Cette explosion était prévisible depuis des mois déjà : l'Etat est en effet rentré en crise profonde, manquant de ressources pour payer ses dépenses. Il est confronté aux graves conséquences de la crise en Argentine qui a réduit de 80 % ses échanges commerciaux avec le Paraguay dont les exportations en général ont diminué de 50 %. Il faut ajouter à cela le fort impact de la montée du dollar et la hausse du prix des combustibles.

Les représentants du gouvernement à la table des négociations ont accepté toutes les revendications du CDP à l'exception de ce qui concernait les privatisations.
Avec cet accord, la CDP a décidé de lever les blocages de routes, mais de maintenir la mobilisation jusqu'à ce que le Sénat approuve le rejet de la loi 1615.

Il est important de rappeler que la vente des entreprises publiques a déjà été bien avancée les années passées, sur la base du modèle argentin. Après l'entreprise nationale de téléphone seront ensuite visés la santé, l'eau, l'électricité, la sécurité sociale, le courrier, les routes, les douanes...

Grève générale

La perte de légitimité des dirigeants, l'approfondissement de la crise économique à un niveau jamais atteint (un tiers de la population active au chômage total ou partiel, 25 % de la population paysanne en état d'extrême pauvreté), la pression des Etats-Unis et du FMI pour l'application des plans d'ajustement et de privatisations, l'absolue incapacité et l'immoralité du gouvernement de González Macchi posent directement le problème de la prise du pouvoir d'Etat.

La mobilisation a atteint un premier échelon en obtenant l'unité de forces populaires en une lutte démocratique et une auto-organisation spontanée des masses, qui va en s'élargissant. C'est aujourd'hui une grève générale qui se prépare, sur la base des organisations participant au CDP.

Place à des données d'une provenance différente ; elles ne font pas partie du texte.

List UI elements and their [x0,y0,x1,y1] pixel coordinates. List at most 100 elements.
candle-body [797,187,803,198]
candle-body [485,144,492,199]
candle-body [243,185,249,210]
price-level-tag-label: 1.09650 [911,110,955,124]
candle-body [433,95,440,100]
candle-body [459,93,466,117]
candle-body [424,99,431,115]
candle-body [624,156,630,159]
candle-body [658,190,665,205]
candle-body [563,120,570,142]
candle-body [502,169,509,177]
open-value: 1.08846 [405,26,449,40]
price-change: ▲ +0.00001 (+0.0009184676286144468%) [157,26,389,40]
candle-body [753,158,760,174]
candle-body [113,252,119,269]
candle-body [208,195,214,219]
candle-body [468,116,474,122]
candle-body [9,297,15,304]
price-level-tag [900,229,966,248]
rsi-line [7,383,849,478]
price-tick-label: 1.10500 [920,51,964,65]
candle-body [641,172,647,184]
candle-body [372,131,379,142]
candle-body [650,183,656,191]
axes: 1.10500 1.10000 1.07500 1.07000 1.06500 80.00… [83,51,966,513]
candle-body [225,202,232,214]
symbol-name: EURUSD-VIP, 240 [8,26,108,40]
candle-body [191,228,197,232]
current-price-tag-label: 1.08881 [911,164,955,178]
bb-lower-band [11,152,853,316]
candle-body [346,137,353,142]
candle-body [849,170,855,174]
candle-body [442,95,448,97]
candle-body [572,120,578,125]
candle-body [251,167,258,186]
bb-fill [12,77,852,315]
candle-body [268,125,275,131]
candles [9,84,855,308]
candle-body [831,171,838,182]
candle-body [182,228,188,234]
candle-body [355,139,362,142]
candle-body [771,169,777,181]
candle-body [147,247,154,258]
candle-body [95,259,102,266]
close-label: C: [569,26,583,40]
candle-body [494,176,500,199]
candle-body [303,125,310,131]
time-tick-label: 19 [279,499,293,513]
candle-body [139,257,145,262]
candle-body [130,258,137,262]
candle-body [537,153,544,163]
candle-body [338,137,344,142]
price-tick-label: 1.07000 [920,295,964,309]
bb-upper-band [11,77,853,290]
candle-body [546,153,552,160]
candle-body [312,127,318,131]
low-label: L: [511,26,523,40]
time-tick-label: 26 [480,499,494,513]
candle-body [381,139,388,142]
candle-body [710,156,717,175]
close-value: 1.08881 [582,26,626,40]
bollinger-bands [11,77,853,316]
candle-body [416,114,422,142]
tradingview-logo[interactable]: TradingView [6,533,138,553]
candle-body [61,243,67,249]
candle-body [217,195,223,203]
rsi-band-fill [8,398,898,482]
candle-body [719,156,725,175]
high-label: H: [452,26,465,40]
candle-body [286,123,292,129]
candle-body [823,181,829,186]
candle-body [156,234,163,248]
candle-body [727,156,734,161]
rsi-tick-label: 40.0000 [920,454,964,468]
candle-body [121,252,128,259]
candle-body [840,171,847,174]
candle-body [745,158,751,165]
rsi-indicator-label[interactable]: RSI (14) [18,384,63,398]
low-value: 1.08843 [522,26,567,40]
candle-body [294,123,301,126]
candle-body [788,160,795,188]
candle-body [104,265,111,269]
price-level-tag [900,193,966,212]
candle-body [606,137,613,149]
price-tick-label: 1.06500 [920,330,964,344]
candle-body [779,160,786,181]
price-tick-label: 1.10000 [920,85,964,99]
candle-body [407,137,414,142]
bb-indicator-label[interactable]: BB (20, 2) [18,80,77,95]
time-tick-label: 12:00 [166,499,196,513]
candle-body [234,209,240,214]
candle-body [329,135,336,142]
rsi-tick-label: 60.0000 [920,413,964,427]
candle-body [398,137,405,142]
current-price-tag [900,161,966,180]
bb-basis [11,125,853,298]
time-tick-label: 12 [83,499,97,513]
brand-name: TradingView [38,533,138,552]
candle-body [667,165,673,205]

Devant cette situation, certaines parties de la bourgeoisie au pouvoir discutent ouvertement d'un changement de gouvernement pour lequel elles cherchent le soutien de l'armée, qui s'était déjà préparée à réagir pour soutenir la police en cas de "débordement" des manifestations de protestation. Tout semble indiquer qu'une bataille frontale va avoir lieu entre un vaste mouvement d'organisations populaires, démocratiques de gauche et un gouvernement affaibli, une classe dominante désorganisée dont les partis politiques ne voient pour l'instant aucune issue politique. Ils ne dorment plus beaucoup, face à la révolte argentine et un possible triomphe de Lula au Brésil. L'échec du Mercosur, les offensives contre la zone de libre-échanges des Amériques et le plan Colombie ouvrent la porte à une lutte prolongée du mouvement populaire.

*Adolfo Giménez est journaliste et dirigeant de Convergencia popular socialista (CPS).